T Adieu S
Égaré dans la nuit des montagnes de l’ouest,
En solitaire, j’allais, errant dans l’immondice
Du val. Autour de moi, témoins du temps jadis,
Somnolaient les carcasses. Ô, voyageurs célestes,
Ai-je en passant troublé votre profond sommeil ?
Le tapis de charogne entonnait sous mes pieds,
De la voix de la chair, la chanson du charnier :
Les os roses craquaient, gloussait le sang vermeil,
Et les vers, en grouillant, accompagnaient mes pas
D’une horrible musique. Les os entendent-ils ?
L’œil mort dans son orbite peut-il battre du cil
Pour éloigner la mouche dérangeant son trépas ?
Comme pour me répondre, en vague convulsion
S’anima le charnier sous le regard lunaire.
Émergeant lentement du cœur de l’ossuaire,
Et emplissant mes yeux de grande répulsion,
Un squelette prit vie. De la queue à l’échine,
La carcasse de vouivre, reconstitua ses os,
Et se gorgea de chair, et se couvrit de peau,
Et se para d’écailles, se hérissa d’épines,
Et confondit la bête, en la peignant de sombre.
Là où, peut avant lors, ne béait qu’une orbite,
Un œil rouge éclaira, comme une aube subite
Dévoilée de paupière, la vallée que les ombres
Avaient dissimulée. La lune fut cachée
Lorsque l’apparition déploya la voilure
De ses ailes d’ébène. S’envolant dans l’obscur,
Il disparut sans bruit.
*
Seize nuits sont passées,
Et je suis parvenu à regagner mes terres,
Mais mon cœur n'y retrouve une once de saveur.
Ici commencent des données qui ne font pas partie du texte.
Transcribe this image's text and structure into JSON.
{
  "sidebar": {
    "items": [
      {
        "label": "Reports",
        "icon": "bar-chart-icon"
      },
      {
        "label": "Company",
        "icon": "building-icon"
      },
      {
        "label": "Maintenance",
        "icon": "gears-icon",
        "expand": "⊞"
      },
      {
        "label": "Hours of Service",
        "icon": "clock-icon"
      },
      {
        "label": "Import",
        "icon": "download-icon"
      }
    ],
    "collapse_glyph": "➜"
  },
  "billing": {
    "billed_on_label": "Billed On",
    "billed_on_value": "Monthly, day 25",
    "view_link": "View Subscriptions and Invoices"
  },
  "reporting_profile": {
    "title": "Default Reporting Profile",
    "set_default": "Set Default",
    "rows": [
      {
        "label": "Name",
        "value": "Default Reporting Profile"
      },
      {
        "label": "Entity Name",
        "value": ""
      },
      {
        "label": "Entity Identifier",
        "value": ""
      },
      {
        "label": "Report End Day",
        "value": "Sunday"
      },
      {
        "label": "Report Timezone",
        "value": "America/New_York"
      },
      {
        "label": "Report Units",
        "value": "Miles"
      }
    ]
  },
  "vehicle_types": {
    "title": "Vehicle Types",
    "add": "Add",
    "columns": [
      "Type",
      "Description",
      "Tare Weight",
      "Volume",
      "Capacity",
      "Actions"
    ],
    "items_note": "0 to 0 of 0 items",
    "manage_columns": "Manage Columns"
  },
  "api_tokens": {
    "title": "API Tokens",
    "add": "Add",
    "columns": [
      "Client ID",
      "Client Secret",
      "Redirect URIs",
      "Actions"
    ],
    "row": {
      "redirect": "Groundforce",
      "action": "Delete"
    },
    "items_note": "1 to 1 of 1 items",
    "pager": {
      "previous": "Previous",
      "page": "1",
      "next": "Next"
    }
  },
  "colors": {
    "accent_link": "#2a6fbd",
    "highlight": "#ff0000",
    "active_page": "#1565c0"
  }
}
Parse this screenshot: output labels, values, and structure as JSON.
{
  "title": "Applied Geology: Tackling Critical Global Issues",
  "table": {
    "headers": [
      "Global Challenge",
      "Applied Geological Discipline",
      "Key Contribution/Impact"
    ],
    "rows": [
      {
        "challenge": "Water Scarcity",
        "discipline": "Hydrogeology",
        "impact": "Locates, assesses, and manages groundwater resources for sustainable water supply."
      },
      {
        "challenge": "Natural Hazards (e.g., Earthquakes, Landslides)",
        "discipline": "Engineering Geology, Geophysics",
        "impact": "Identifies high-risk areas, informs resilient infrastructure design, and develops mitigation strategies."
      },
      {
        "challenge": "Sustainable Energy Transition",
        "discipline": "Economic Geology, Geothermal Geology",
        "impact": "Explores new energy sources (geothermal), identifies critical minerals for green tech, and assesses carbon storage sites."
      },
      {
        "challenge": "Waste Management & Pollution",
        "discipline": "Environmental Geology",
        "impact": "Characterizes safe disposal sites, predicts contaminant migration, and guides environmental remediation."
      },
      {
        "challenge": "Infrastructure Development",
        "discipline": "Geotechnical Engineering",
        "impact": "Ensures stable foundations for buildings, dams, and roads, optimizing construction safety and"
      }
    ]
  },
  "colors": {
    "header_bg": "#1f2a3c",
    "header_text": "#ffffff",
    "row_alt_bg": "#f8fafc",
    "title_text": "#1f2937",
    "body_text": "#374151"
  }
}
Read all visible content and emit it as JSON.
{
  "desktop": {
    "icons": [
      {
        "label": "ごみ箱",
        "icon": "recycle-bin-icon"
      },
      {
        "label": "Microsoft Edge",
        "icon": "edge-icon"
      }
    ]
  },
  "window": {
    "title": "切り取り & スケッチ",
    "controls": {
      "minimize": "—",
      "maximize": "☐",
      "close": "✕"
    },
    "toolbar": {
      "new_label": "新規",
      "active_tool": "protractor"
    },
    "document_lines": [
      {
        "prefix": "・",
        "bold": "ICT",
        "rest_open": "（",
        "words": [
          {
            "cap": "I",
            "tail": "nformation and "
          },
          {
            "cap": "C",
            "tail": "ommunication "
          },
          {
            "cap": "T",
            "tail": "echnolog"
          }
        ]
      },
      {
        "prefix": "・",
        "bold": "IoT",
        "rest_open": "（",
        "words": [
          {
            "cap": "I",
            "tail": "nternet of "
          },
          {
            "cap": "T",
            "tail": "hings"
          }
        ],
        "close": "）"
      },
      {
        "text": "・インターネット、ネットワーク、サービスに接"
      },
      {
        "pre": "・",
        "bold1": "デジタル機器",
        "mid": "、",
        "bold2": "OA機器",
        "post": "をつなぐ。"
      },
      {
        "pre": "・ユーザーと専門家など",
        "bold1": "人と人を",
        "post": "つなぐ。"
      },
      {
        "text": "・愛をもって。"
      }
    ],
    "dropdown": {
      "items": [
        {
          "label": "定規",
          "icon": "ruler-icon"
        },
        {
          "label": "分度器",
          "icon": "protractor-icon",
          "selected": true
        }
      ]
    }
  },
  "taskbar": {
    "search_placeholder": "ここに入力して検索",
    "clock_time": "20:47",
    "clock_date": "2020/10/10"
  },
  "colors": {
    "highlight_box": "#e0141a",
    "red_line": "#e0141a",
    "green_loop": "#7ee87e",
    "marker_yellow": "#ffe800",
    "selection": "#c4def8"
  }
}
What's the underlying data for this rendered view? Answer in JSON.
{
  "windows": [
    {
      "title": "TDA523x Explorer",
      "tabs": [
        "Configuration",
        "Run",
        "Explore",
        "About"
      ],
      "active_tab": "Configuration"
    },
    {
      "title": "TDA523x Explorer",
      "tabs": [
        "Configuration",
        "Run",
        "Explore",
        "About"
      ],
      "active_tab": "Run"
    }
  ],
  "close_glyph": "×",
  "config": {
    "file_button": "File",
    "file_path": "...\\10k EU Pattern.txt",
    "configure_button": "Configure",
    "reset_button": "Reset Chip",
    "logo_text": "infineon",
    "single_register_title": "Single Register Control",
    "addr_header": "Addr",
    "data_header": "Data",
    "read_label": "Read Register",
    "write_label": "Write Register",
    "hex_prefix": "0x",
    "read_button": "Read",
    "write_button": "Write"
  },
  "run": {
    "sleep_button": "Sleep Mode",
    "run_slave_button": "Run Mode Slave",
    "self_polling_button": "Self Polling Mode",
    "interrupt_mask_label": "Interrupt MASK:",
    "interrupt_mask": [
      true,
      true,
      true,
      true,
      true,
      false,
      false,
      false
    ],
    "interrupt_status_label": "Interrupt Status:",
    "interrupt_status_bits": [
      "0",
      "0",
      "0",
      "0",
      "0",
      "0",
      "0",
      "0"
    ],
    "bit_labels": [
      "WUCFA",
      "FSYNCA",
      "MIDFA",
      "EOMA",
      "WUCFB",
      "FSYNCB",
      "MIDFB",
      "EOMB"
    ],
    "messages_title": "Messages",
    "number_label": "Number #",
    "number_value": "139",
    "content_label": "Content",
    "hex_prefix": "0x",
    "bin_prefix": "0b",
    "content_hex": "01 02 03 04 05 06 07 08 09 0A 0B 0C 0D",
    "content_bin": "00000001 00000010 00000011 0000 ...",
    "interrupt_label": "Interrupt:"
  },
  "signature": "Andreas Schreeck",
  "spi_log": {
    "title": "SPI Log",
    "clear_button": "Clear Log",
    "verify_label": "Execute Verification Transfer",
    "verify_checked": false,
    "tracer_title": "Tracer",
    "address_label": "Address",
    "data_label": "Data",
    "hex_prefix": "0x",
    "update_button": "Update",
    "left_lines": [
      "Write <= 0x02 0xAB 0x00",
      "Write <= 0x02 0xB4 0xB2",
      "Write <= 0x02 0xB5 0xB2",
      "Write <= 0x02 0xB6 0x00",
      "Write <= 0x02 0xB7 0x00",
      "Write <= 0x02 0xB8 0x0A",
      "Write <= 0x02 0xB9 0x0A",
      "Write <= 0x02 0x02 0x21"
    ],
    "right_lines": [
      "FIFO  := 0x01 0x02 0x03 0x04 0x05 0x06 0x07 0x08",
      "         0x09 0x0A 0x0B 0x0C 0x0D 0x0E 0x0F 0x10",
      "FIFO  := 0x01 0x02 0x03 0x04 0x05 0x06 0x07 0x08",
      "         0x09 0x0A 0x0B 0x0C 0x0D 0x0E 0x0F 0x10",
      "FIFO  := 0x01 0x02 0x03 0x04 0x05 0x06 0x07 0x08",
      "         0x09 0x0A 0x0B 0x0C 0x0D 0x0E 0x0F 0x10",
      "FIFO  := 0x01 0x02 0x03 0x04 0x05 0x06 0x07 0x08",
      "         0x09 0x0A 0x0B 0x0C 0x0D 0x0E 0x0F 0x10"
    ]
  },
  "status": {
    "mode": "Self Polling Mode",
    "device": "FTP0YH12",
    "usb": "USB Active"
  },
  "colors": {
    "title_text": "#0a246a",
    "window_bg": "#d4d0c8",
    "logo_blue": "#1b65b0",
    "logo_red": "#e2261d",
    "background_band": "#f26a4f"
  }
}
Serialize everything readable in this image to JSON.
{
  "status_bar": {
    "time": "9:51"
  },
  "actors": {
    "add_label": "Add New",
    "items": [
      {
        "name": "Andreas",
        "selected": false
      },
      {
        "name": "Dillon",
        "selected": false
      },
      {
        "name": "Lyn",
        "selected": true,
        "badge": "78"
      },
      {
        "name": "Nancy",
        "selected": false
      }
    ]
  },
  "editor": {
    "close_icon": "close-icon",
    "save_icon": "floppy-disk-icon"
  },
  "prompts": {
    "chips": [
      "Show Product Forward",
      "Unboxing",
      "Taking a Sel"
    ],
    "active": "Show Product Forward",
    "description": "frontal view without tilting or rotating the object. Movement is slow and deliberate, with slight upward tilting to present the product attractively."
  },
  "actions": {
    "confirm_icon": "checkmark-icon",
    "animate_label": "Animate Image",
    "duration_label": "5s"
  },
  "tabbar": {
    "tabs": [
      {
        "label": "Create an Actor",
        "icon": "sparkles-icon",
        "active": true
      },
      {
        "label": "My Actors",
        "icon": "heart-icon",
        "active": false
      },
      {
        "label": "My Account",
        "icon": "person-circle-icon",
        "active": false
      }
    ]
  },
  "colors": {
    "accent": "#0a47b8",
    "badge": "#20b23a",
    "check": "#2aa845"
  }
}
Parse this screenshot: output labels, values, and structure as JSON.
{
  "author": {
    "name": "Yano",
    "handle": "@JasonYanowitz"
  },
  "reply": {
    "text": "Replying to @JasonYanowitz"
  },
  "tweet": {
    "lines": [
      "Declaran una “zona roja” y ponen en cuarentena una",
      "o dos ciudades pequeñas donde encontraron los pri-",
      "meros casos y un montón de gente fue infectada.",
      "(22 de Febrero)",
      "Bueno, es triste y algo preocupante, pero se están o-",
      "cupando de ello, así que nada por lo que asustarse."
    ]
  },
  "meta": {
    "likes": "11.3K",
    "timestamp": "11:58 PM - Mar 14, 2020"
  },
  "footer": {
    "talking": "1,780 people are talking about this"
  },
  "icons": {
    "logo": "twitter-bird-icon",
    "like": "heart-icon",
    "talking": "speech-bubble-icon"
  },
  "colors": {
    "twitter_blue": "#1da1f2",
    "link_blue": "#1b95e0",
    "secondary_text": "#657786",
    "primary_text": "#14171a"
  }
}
Où sont le goût du vin et le parfum des fleurs ?
Pourquoi les voix de mes enfants semblent étrangères
À mes oreilles ? Les chants du luth et des oiseaux
N’y sont plus que nuisances. Le ciel n’est plus d’azur,
Et le soleil est sombre. Ma muse, dans ses murmures,
Ne susurre à ma plume que volées de sanglots.
En un dernier, je laisse découvrir à mon frère,
L’ultime mot d’un cœur dépourvu de lumière :
« Adieu ».
- Le Gai Souriceau - 6756 -
Note : ces mots, aujourd'hui chantés comme un hommage à leur auteur, figuraient sur une lettre trouvée à côté du corps sans vie du ménestrel, reposant sur son lit, les poignets sectionnés. Ce poème d'adieu est depuis lors le témoin le plus connu des effets causés par un Xilakheronier.